Envisioning a Biomedical Data Reuse Registry

Heather A. Piwowar and Wendy W. Chapman
University of Pittsburgh, Pittsburgh, PA

To appear as a poster at AMIA 2008 .
For more information on our data sharing research please email or visit!

Abstract

Repurposing research data holds many benefits for the advancement of biomedicine, yet is very difficult to measure and evaluate. We propose a data reuse registry to maintain links between primary research datasets and studies that reuse this data. Such a resource could help recognize investigators whose work is reused, illuminate aspects of reusability, and evaluate policies designed to encourage data sharing and reuse.

Motivation

The full benefits of data sharing will only be realized when we can incent investigators to share their data1 and quantify the value created by data reuse.2 Current practices for recognizing the provenance of reused data include an acknowledgment, a listing of accession numbers, a database search strategy, and sometimes a citation within the article. These mechanisms make it very difficult to identify and tabulate reuse, and thus to reward and encourage data sharing. We propose a solution: a Data Reuse Registry.

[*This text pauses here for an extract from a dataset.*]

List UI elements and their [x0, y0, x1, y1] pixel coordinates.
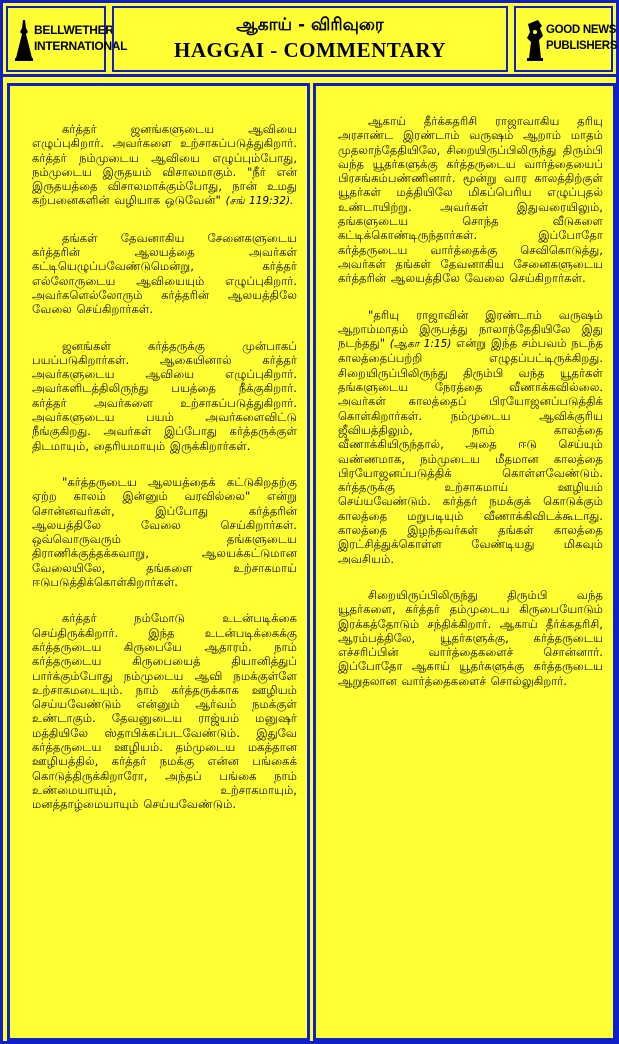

What is a data reuse registry?

We define a Data Reuse Registry (DRR) as a database with links between biomedical research studies and the datasets used within the studies. The reuse articles may be represented as PubMed IDs, and the datasets as accession numbers within established databases or the PubMed IDs of the studies that originated the data.

How would the DRR be populated?

We anticipate several mechanisms for populating the DRR:
  • Voluntary submissions
  • Automatic detection from the literature3
  • Prospective submission of reuse plans, followed by automatic tracking
We envision collecting prospective citations in two steps. First, prior to publication, investigators visit a web page and list datasets and accession numbers reused in their research, thereby creating a DRR entry record in the DRR database. In return, the reusing investigators will be given some best-practices free-text language that they can insert into their acknowledgments section, a list of references to the papers that originated the data, some value-add information such as links to other studies that previously reused this data, and a reference to a new DRR entry record. When authors cite this DRR within their reuse study as part of their data use acknowledgement, the second step of DRR data input can be done automatically: citations in the published literature will be mined periodically to discover citations to DRR entries. These citations will be combined with the information provided when the entry was created to explicitly link published papers with the datasets they reused. The result will be searchable by anyone wishing to understand the reuse impact made by an investigator, institution, or database.

How would the DRR be used?

Information from the DRR could be used to recognize investigators whose work is reused, illuminate aspects of reusability, examine the variety of purposes for which a given dataset is reused, and evaluate policies designed to encourage data sharing and reuse.

Conclusion

While the DRR may not be a comprehensive solution, we believe it represents a starting place for finding solutions to the important problem of evaluating, encouraging, and rewarding data sharing and reuse.


Acknowledgments

HP is supported by NLM training grant 5T15-LM007059-19 and WC is funded through NLM grant 1 R01LM009427-01.

References

1. Compete, collaborate, compel. Nat Genet. 2007;39(8).
2. Ball CA, Sherlock G, Brazma A. Funding high-throughput data sharing. Nat Biotechnol. 2004 Sep;22(9):1179-83.
3. Piwowar HA, Chapman WW. Identifying data sharing in the biomedical literature. Submitted to the AMIA Annual Symposium 2008.